After a slightly weak start, the Canadian stock market briefly edged higher before retreating amid cautious moves by investors Friday morning.

Worries about U.S.-China tensions and weak Canadian retail sales data weighed down the market.

Energy, financial and healthcare stocks declined, while shares from information technology and materials sections moved up. Consumer staples and industrial stocks were mostly subdued around previous closing levels.
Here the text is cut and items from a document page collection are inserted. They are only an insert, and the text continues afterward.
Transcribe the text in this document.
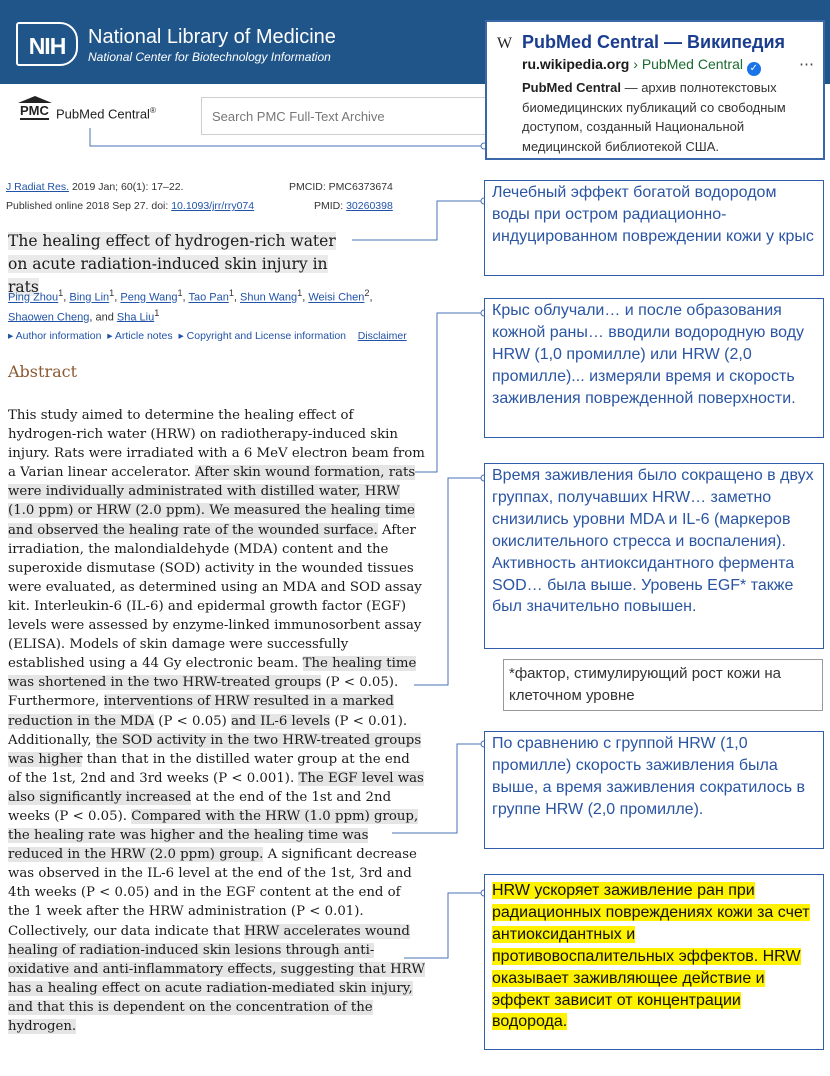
NIH	National Library of Medicine
National Center for Biotechnology Information
PMC PubMed Central®
Search PMC Full-Text Archive
W PubMed Central — Википедия
ru.wikipedia.org › PubMed Central ✓	⋯
PubMed Central — архив полнотекстовых биомедицинских публикаций со свободным доступом, созданный Национальной медицинской библиотекой США.
J Radiat Res. 2019 Jan; 60(1): 17–22.
Published online 2018 Sep 27. doi: 10.1093/jrr/rry074
PMCID: PMC6373674
PMID: 30260398
The healing effect of hydrogen-rich water on acute radiation-induced skin injury in rats
Ping Zhou$^1$, Bing Lin$^1$, Peng Wang$^1$, Tao Pan$^1$, Shun Wang$^1$, Weisi Chen$^2$,
Shaowen Cheng, and Sha Liu$^1$
▸ Author information  ▸ Article notes  ▸ Copyright and License information Disclaimer
Abstract
This study aimed to determine the healing effect of hydrogen-rich water (HRW) on radiotherapy-induced skin injury. Rats were irradiated with a 6 MeV electron beam from a Varian linear accelerator. After skin wound formation, rats were individually administrated with distilled water, HRW (1.0 ppm) or HRW (2.0 ppm). We measured the healing time and observed the healing rate of the wounded surface. After irradiation, the malondialdehyde (MDA) content and the superoxide dismutase (SOD) activity in the wounded tissues were evaluated, as determined using an MDA and SOD assay kit. Interleukin-6 (IL-6) and epidermal growth factor (EGF) levels were assessed by enzyme-linked immunosorbent assay (ELISA). Models of skin damage were successfully established using a 44 Gy electronic beam. The healing time was shortened in the two HRW-treated groups (P < 0.05). Furthermore, interventions of HRW resulted in a marked reduction in the MDA (P < 0.05) and IL-6 levels (P < 0.01). Additionally, the SOD activity in the two HRW-treated groups was higher than that in the distilled water group at the end of the 1st, 2nd and 3rd weeks (P < 0.001). The EGF level was also significantly increased at the end of the 1st and 2nd weeks (P < 0.05). Compared with the HRW (1.0 ppm) group, the healing rate was higher and the healing time was reduced in the HRW (2.0 ppm) group. A significant decrease was observed in the IL-6 level at the end of the 1st, 3rd and 4th weeks (P < 0.05) and in the EGF content at the end of the 1 week after the HRW administration (P < 0.01). Collectively, our data indicate that HRW accelerates wound healing of radiation-induced skin lesions through anti-oxidative and anti-inflammatory effects, suggesting that HRW has a healing effect on acute radiation-mediated skin injury, and that this is dependent on the concentration of the hydrogen.
Лечебный эффект богатой водородом воды при остром радиационно-индуцированном повреждении кожи у крыс
Крыс облучали… и после образования кожной раны… вводили водородную воду HRW (1,0 промилле) или HRW (2,0 промилле)... измеряли время и скорость заживления поврежденной поверхности.
Время заживления было сокращено в двух группах, получавших HRW… заметно снизились уровни MDA и IL-6 (маркеров окислительного стресса и воспаления). Активность антиоксидантного фермента SOD… была выше. Уровень EGF* также был значительно повышен.
*фактор, стимулирующий рост кожи на клеточном уровне
По сравнению с группой HRW (1,0 промилле) скорость заживления была выше, а время заживления сократилось в группе HRW (2,0 промилле).
HRW ускоряет заживление ран при радиационных повреждениях кожи за счет антиоксидантных и противовоспалительных эффектов. HRW оказывает заживляющее действие и эффект зависит от концентрации водорода.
The benchmark S&P/TSX Composite Index was down 34.29, or 0.23%, at 14,850.56 at noon. The index, which touched a high of 14,929.34 earlier, slipped to a low of 14,834.82.

Aurora Cannabis (ACB.TO), which saw some big gains in recent sessions, declined 6% on profit taking.

Manulife Financial (MFC.TO), Bank of Nova Scotia (BNS.TO) and Toronto-Dominion Bank (TD.TO) were down 2 to 2.5% a little before noon.

Royal Bank of Canada (RY.TO) was lower by about 1.6%, while Sun Life Financial (SLF.TO) and Magna International (MG.TO) shed 1.25% and 1.1%, respectively.

Lightspeed Pos (LSPD.TO), which ended with a hefty gain on Thursday, extended its uptick, and was up nearly 4% in late morning trades. Shopify Inc. (SHOP.TO) gained 2.75% and Barrick Gold Corporation (ABX.TO) gained nearly 1.5%.

According to the data released a little while ago, retail sales in Canada plunged 10% over a month earlier in March 2020, after rising an upwardly revised 0.4% in February. It was the largest drop in retail trade on record.

Retail Sales were down 8.4% in March 2020, compared to sales in the same month last year.

Concerns about rising tensions between the U.S. and China rendered the mood a bit bearish.

U.S. President Donald Trump has warned that Washington would react "very strongly" if China follows through on its plans of strengthening control over Hong Kong with new security laws.

The latest developments come after the Senate passed a bill on Wednesday that would potentially delist Chinese stocks from U.S. exchanges.